Hi Movinon:
You don't sound like you're going totally crazy to me. I hear sanity in your voice.

I've not been through mediation but a couple of thingys in your post caught my attention:
1.
"Rules" i.e. temp. orders mean NOTHING to this man.
Prepare yourself for the idea that mediation won't mean much either. In other words, isn't he quite likely to act in a similar manner in regard to the whole process?

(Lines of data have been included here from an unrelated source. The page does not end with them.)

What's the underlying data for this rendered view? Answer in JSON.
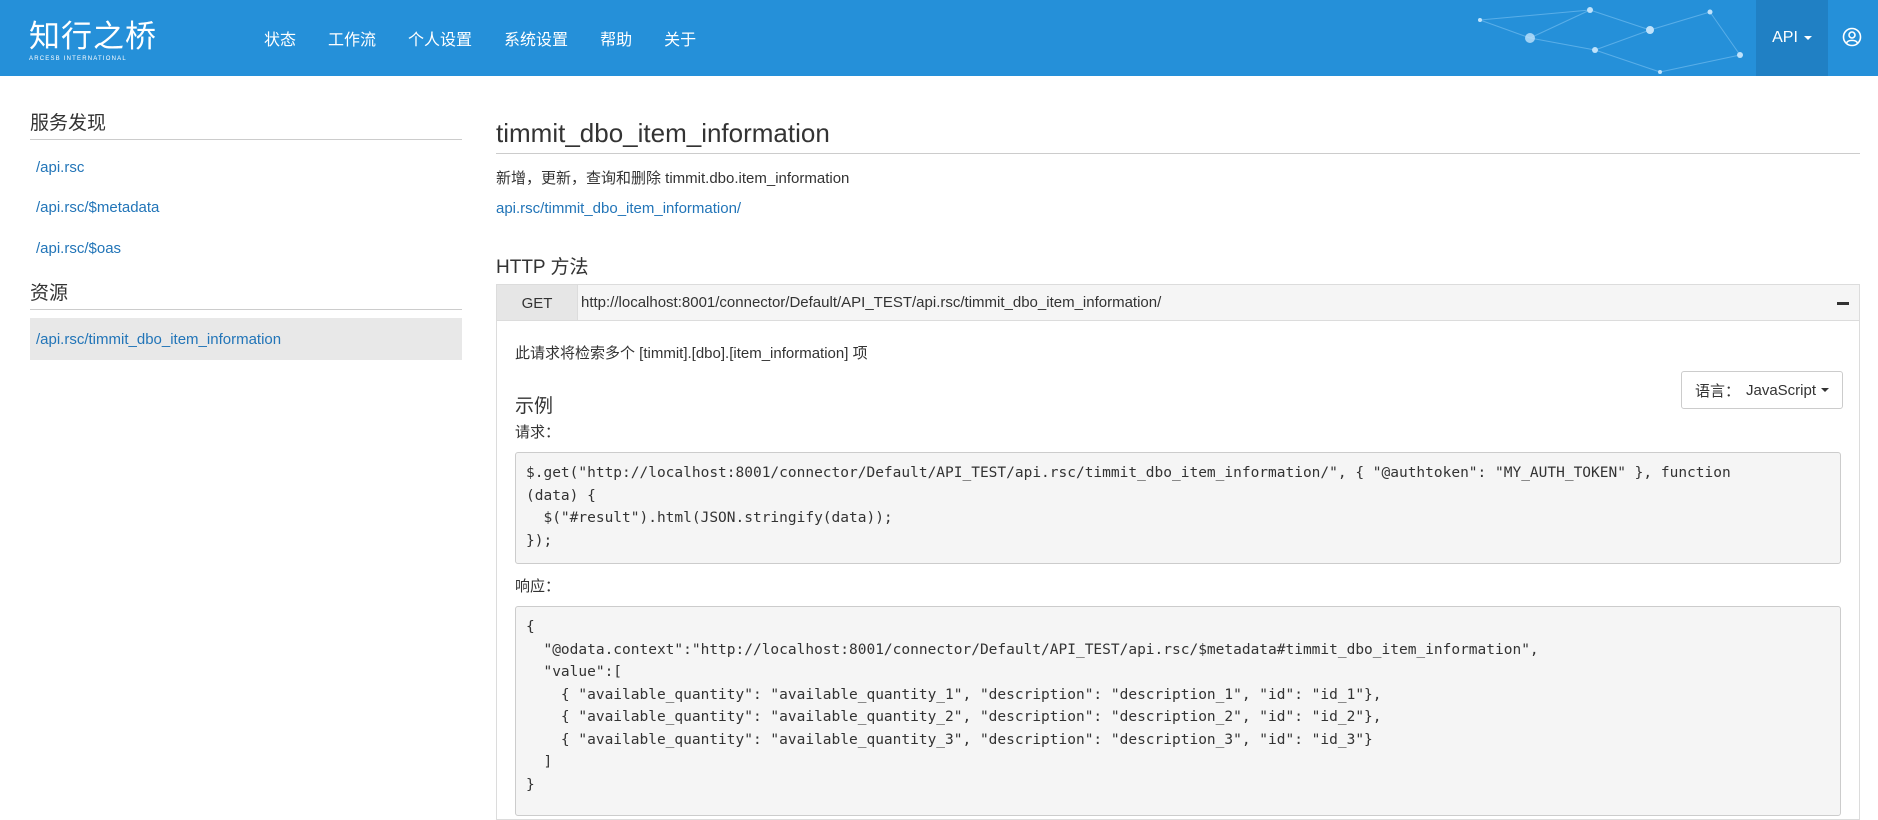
{
  "header": {
    "logo_cn": "知行之桥",
    "logo_en": "ARCESB INTERNATIONAL",
    "nav": [
      "状态",
      "工作流",
      "个人设置",
      "系统设置",
      "帮助",
      "关于"
    ],
    "api_menu": "API",
    "user_icon": "user-circle-icon",
    "brand_color": "#2590d9"
  },
  "sidebar": {
    "discovery_heading": "服务发现",
    "discovery_links": [
      "/api.rsc",
      "/api.rsc/$metadata",
      "/api.rsc/$oas"
    ],
    "resources_heading": "资源",
    "resources": [
      "/api.rsc/timmit_dbo_item_information"
    ]
  },
  "main": {
    "title": "timmit_dbo_item_information",
    "description": "新增，更新，查询和删除 timmit.dbo.item_information",
    "resource_link": "api.rsc/timmit_dbo_item_information/",
    "http_heading": "HTTP 方法",
    "method": {
      "verb": "GET",
      "url": "http://localhost:8001/connector/Default/API_TEST/api.rsc/timmit_dbo_item_information/",
      "request_desc": "此请求将检索多个 [timmit].[dbo].[item_information] 项",
      "example_heading": "示例",
      "language_label": "语言：",
      "language_value": "JavaScript",
      "request_label": "请求：",
      "request_code": "$.get(\"http://localhost:8001/connector/Default/API_TEST/api.rsc/timmit_dbo_item_information/\", { \"@authtoken\": \"MY_AUTH_TOKEN\" }, function\n(data) {\n  $(\"#result\").html(JSON.stringify(data));\n});",
      "response_label": "响应：",
      "response_code": "{\n  \"@odata.context\":\"http://localhost:8001/connector/Default/API_TEST/api.rsc/$metadata#timmit_dbo_item_information\",\n  \"value\":[\n    { \"available_quantity\": \"available_quantity_1\", \"description\": \"description_1\", \"id\": \"id_1\"},\n    { \"available_quantity\": \"available_quantity_2\", \"description\": \"description_2\", \"id\": \"id_2\"},\n    { \"available_quantity\": \"available_quantity_3\", \"description\": \"description_3\", \"id\": \"id_3\"}\n  ]\n}"
    }
  }
}
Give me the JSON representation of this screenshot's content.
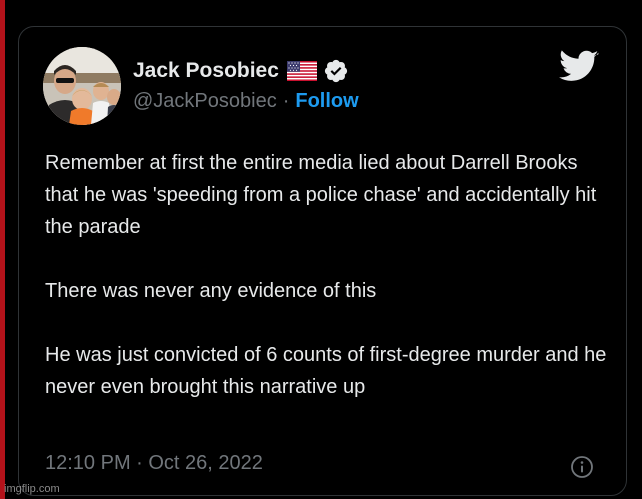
{
  "tweet": {
    "author": {
      "display_name": "Jack Posobiec",
      "handle": "@JackPosobiec",
      "flag_icon": "us-flag-icon",
      "verified_icon": "verified-badge-icon"
    },
    "separator": "·",
    "follow_label": "Follow",
    "text": "Remember at first the entire media lied about Darrell Brooks that he was 'speeding from a police chase' and accidentally hit the parade\n\nThere was never any evidence of this\n\nHe was just convicted of 6 counts of first-degree murder and he never even brought this narrative up",
    "timestamp": "12:10 PM · Oct 26, 2022",
    "brand_icon": "twitter-bird-icon",
    "info_icon": "info-icon"
  },
  "watermark": "imgflip.com",
  "colors": {
    "background": "#000000",
    "text_primary": "#e7e9ea",
    "text_secondary": "#71767b",
    "accent": "#1d9bf0",
    "border": "#2f3336",
    "left_edge": "#b3121a"
  }
}
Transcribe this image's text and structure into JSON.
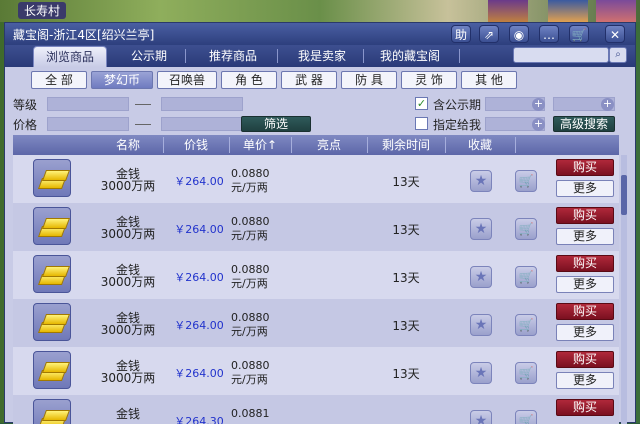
{
  "game": {
    "location": "长寿村"
  },
  "window": {
    "title": "藏宝阁-浙江4区[绍兴兰亭]",
    "title_buttons": [
      {
        "name": "help-button",
        "glyph": "助"
      },
      {
        "name": "share-button",
        "glyph": "⇗"
      },
      {
        "name": "record-button",
        "glyph": "◉"
      },
      {
        "name": "chat-button",
        "glyph": "…"
      },
      {
        "name": "cart-button",
        "glyph": "🛒"
      },
      {
        "name": "close-button",
        "glyph": "✕"
      }
    ]
  },
  "tabs": [
    {
      "label": "浏览商品",
      "active": true
    },
    {
      "label": "公示期",
      "active": false
    },
    {
      "label": "推荐商品",
      "active": false
    },
    {
      "label": "我是卖家",
      "active": false
    },
    {
      "label": "我的藏宝阁",
      "active": false
    }
  ],
  "search": {
    "placeholder": ""
  },
  "categories": [
    {
      "label": "全 部",
      "active": false
    },
    {
      "label": "梦幻币",
      "active": true
    },
    {
      "label": "召唤兽",
      "active": false
    },
    {
      "label": "角 色",
      "active": false
    },
    {
      "label": "武 器",
      "active": false
    },
    {
      "label": "防 具",
      "active": false
    },
    {
      "label": "灵 饰",
      "active": false
    },
    {
      "label": "其 他",
      "active": false
    }
  ],
  "filters": {
    "level_label": "等级",
    "price_label": "价格",
    "filter_button": "筛选",
    "public_period_label": "含公示期",
    "public_period_checked": true,
    "designated_label": "指定给我",
    "designated_checked": false,
    "advanced_search_button": "高级搜索"
  },
  "table": {
    "headers": [
      "名称",
      "价钱",
      "单价↑",
      "亮点",
      "剩余时间",
      "收藏"
    ],
    "rows": [
      {
        "name_line1": "金钱",
        "name_line2": "3000万两",
        "price": "￥264.00",
        "unit_line1": "0.0880",
        "unit_line2": "元/万两",
        "time": "13天",
        "buy": "购买",
        "more": "更多"
      },
      {
        "name_line1": "金钱",
        "name_line2": "3000万两",
        "price": "￥264.00",
        "unit_line1": "0.0880",
        "unit_line2": "元/万两",
        "time": "13天",
        "buy": "购买",
        "more": "更多"
      },
      {
        "name_line1": "金钱",
        "name_line2": "3000万两",
        "price": "￥264.00",
        "unit_line1": "0.0880",
        "unit_line2": "元/万两",
        "time": "13天",
        "buy": "购买",
        "more": "更多"
      },
      {
        "name_line1": "金钱",
        "name_line2": "3000万两",
        "price": "￥264.00",
        "unit_line1": "0.0880",
        "unit_line2": "元/万两",
        "time": "13天",
        "buy": "购买",
        "more": "更多"
      },
      {
        "name_line1": "金钱",
        "name_line2": "3000万两",
        "price": "￥264.00",
        "unit_line1": "0.0880",
        "unit_line2": "元/万两",
        "time": "13天",
        "buy": "购买",
        "more": "更多"
      },
      {
        "name_line1": "金钱",
        "name_line2": "",
        "price": "￥264.30",
        "unit_line1": "0.0881",
        "unit_line2": "",
        "time": "",
        "buy": "购买",
        "more": ""
      }
    ]
  },
  "icons": {
    "favorite": "star-icon",
    "cart": "cart-icon",
    "item": "gold-ingot-icon"
  },
  "colors": {
    "title_bar": "#2d3f7d",
    "buy_button": "#9a1a2c",
    "price_text": "#2233cc",
    "panel_bg": "#c8cbe6"
  }
}
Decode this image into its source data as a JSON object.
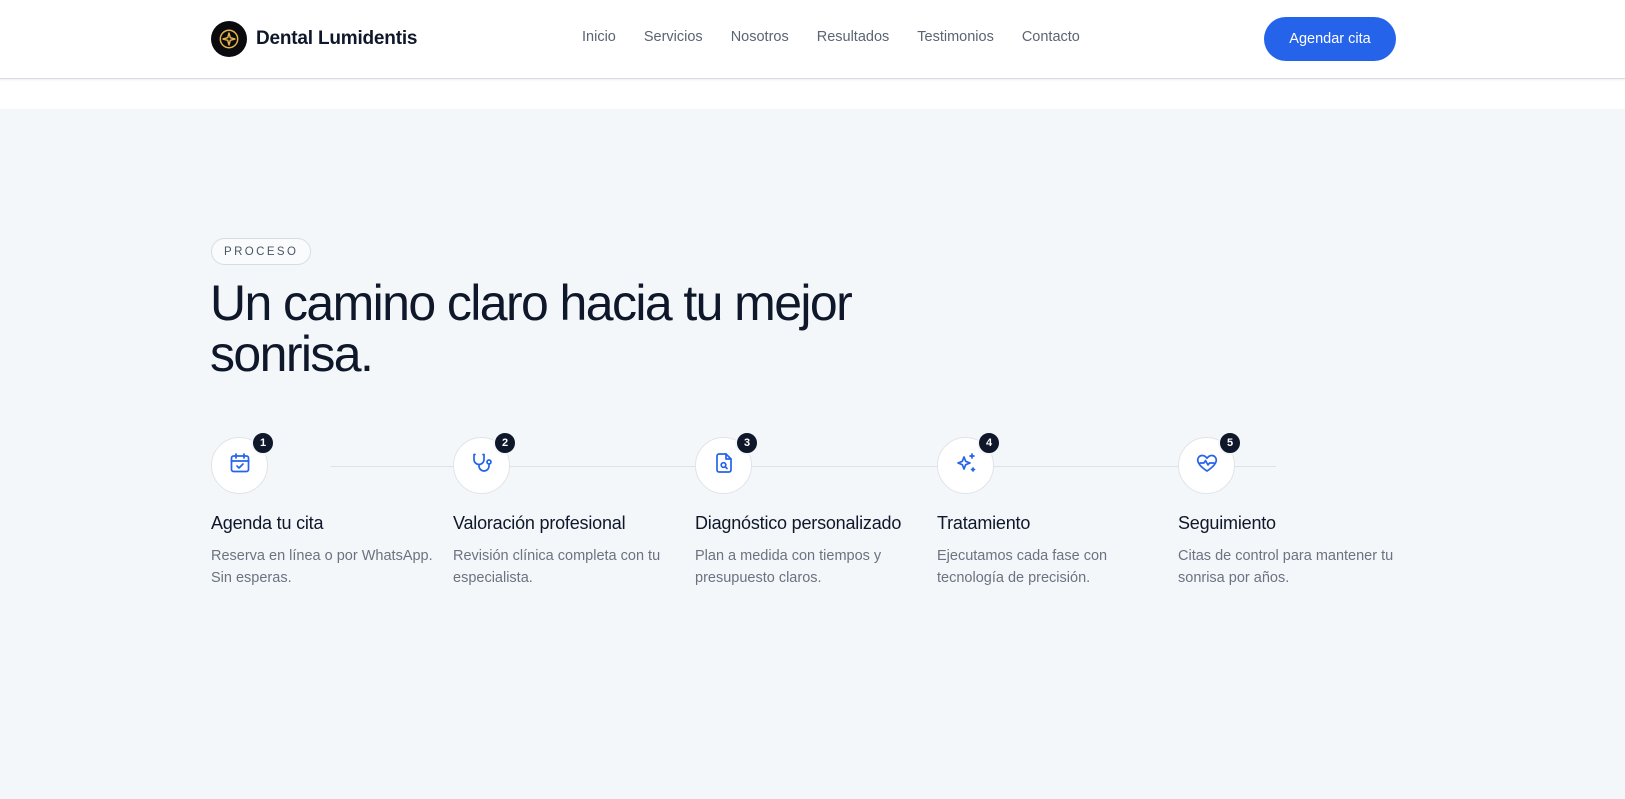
{
  "header": {
    "brand_name": "Dental Lumidentis",
    "logo_icon": "sparkle-icon",
    "nav": [
      {
        "label": "Inicio"
      },
      {
        "label": "Servicios"
      },
      {
        "label": "Nosotros"
      },
      {
        "label": "Resultados"
      },
      {
        "label": "Testimonios"
      },
      {
        "label": "Contacto"
      }
    ],
    "cta_label": "Agendar cita"
  },
  "process": {
    "eyebrow": "PROCESO",
    "heading": "Un camino claro hacia tu mejor sonrisa.",
    "steps": [
      {
        "number": "1",
        "icon": "calendar-check-icon",
        "title": "Agenda tu cita",
        "description": "Reserva en línea o por WhatsApp. Sin esperas."
      },
      {
        "number": "2",
        "icon": "stethoscope-icon",
        "title": "Valoración profesional",
        "description": "Revisión clínica completa con tu especialista."
      },
      {
        "number": "3",
        "icon": "file-search-icon",
        "title": "Diagnóstico personalizado",
        "description": "Plan a medida con tiempos y presupuesto claros."
      },
      {
        "number": "4",
        "icon": "sparkles-icon",
        "title": "Tratamiento",
        "description": "Ejecutamos cada fase con tecnología de precisión."
      },
      {
        "number": "5",
        "icon": "heart-pulse-icon",
        "title": "Seguimiento",
        "description": "Citas de control para mantener tu sonrisa por años."
      }
    ]
  },
  "colors": {
    "accent": "#2563eb",
    "dark": "#0f172a",
    "logo_gold": "#e6b34a",
    "section_bg": "#f4f7fa"
  }
}
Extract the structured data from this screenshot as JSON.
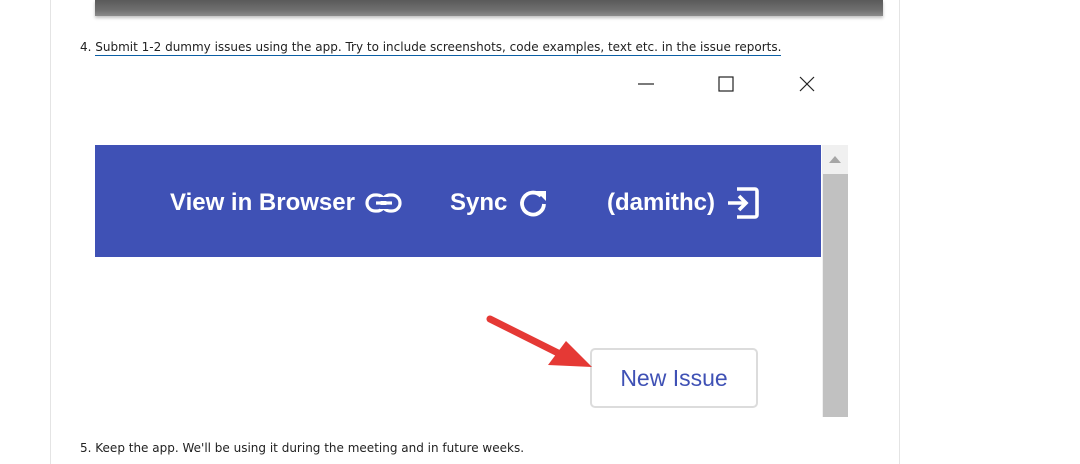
{
  "document": {
    "steps": [
      {
        "number": "4.",
        "text": "Submit 1-2 dummy issues using the app. Try to include screenshots, code examples, text etc. in the issue reports."
      },
      {
        "number": "5.",
        "text": "Keep the app. We'll be using it during the meeting and in future weeks."
      }
    ]
  },
  "window_controls": {
    "icons": [
      "minimize-icon",
      "maximize-icon",
      "close-icon"
    ]
  },
  "app_header": {
    "background_color": "#3f51b5",
    "items": [
      {
        "label": "View in Browser",
        "icon": "link-icon"
      },
      {
        "label": "Sync",
        "icon": "refresh-icon"
      },
      {
        "label": "(damithc)",
        "icon": "sign-in-icon"
      }
    ]
  },
  "main": {
    "new_issue_label": "New Issue",
    "accent_color": "#3f51b5"
  },
  "annotation": {
    "arrow_color": "#e53935"
  }
}
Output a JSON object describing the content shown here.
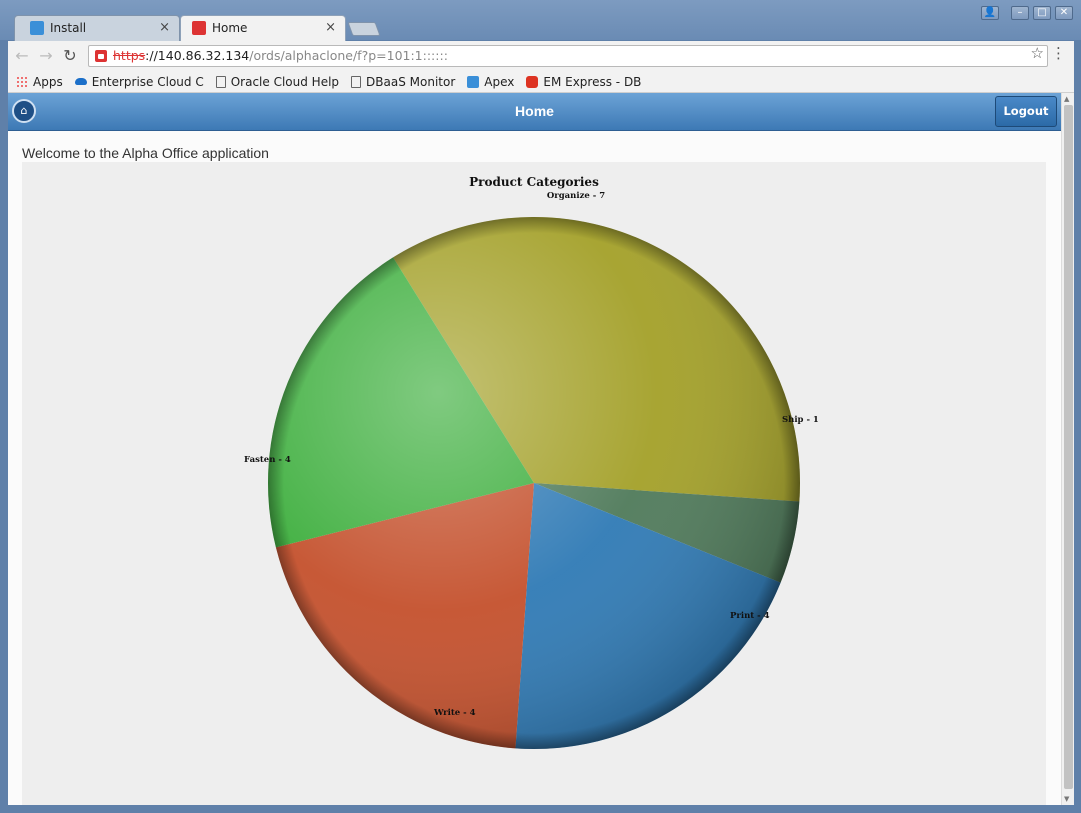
{
  "browser": {
    "tabs": [
      {
        "label": "Install",
        "active": false
      },
      {
        "label": "Home",
        "active": true
      }
    ],
    "close_glyph": "×",
    "url": {
      "scheme": "https",
      "host": "://140.86.32.134",
      "path": "/ords/alphaclone/f?p=101:1::::::"
    },
    "bookmarks": [
      {
        "label": "Apps",
        "icon": "apps-icon"
      },
      {
        "label": "Enterprise Cloud C",
        "icon": "cloud-icon"
      },
      {
        "label": "Oracle Cloud Help",
        "icon": "page-icon"
      },
      {
        "label": "DBaaS Monitor",
        "icon": "page-icon"
      },
      {
        "label": "Apex",
        "icon": "apex-icon"
      },
      {
        "label": "EM Express - DB",
        "icon": "em-icon"
      }
    ]
  },
  "app": {
    "header_title": "Home",
    "logout_label": "Logout",
    "welcome_text": "Welcome to the Alpha Office application"
  },
  "chart_data": {
    "type": "pie",
    "title": "Product Categories",
    "categories": [
      "Organize",
      "Ship",
      "Print",
      "Write",
      "Fasten"
    ],
    "values": [
      7,
      1,
      4,
      4,
      4
    ],
    "labels": [
      "Organize - 7",
      "Ship - 1",
      "Print - 4",
      "Write - 4",
      "Fasten - 4"
    ],
    "colors": [
      "#a3a028",
      "#4f7a5a",
      "#2f7ab5",
      "#c4502c",
      "#3cae3c"
    ]
  }
}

Possibly ignor agreements? Maybe just waste everybody's time?
2.
I will be going for ....
I think that's the only way he will hear anything or be made to pay
Be careful about using these kinds of phrases as they can be misconstrued as revenge seeking or worse.......gold digging. Rather, you are entitled to your half, your contribution, yours and your children's welfare/needs to be provided for, your property to be released or replaced, etc. Court might be the only way to settle this. You have been hurt by this person's abusive behaviour but all you want is what is rightfully yours, what you are entitled to, your share, etc. right?
3.
My fear is that he will deny all of this and absolutely REFUSE to negotiate or even consider that this might be factual info. (there are people who can corroborate my story, but getting them to commit to putting it down LEGALLY is another story). I don't think this will even be a bargaining chip for me in the rest of the deal.....
Do your best to ignor his reaction. Speak the facts and know the facts and be confident that you are telling the truth. He can deny all he likes. You don't need to hear him admit it or acknowledge it or react to it or anything else. Pretend he's a tiny wee bug with a voice so quiet you can't hear it or that he isn't even there.
Or if it's a matter of his responses being reported to you by the mediator, do your best to make simple statements: "That's not true". "The fact is........." "Regardless of his opinion, the facts are......" etc.
4.
as he will not even be able to wrap his brian around the possibility he did something underhanded
I bet you're right and he won't be able to admit the slightest fault of his own. Is this really about that? Is it likely that his denial will ever lift and allow the light to shine on his true behaviour? What matters now? Getting an admission from him or getting your fair financial share and letting go of him and his crooked/twisted/mucked up self?
I hope this helps a little. Hopefully others with more experience will be along shortly to offer you support.
It doesn't sound like much fun, Movinon, but it won't last forever. Soon, this will all be just a distasteful memory that you don't have to think about at all, if you don't want to.